Wisteria in Forges-les-Eaux

The next town of any size would come at around mileage 54 for the day, the town of Gournay-en-Bray would be our stopping point for a late lunch. 18 miles of moderately hilly minor rural roads took its toll though, our average pace dropped again, and it would take us 2.5 hours to get from Forges-les-Eaux to Gournay, or 4 hours since our breakfast stop at Neufchatel. The scenery was very pleasant though, rolling farm land and the occasional small village. The town of Gournay-en-Bray took quite a beating during WW2, and much of it has been re-built; the centre of town was attractive though, and we found a nice Bistro still serving up food.

Our destination for the night was Les Chambres De L'Abbaye in Saint-Germer-de-Fly, it is only a further 9 miles from Gournay, but with a couple of hills thrown in for good measure. St-Germer-de-Fly is a small village built up around a Benedictine Abbey, the Abbey was founded in the 7th Century, but destroyed and re-built in the 12th century.

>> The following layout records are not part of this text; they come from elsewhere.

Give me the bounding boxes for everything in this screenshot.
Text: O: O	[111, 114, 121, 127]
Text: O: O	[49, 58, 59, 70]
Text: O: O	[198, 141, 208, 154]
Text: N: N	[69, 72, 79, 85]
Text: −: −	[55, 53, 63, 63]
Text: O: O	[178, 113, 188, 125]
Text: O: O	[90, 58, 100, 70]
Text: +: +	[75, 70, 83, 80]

12th Century Benedictine Abbey

Les Chambres De L'Abbaye

Our B&B for the night was an amazing experience, the hosts made us feel exceptionally welcome, and it felt more like we were VIP guests staying in their home. Monsieur was an exceptional Artist, and his work hung all over the house; and Madame was an exceptional cook. We had opted to pay extra and have dinner prepared for us at the B&B, we were certainly not expecting a 5 course meal though that included Aperitifs and bottomless red wine. The dining room walls was adorned with Monsieur's artwork, which primarily were nudes, not something you would see in England or the USA in a B&B - ooh la la!.

We slept VERY well having only had 2 hours sleep in the past 24 hours, cycled 62 miles, and had oodles of fine French cuisine and wine. Bonsoir!.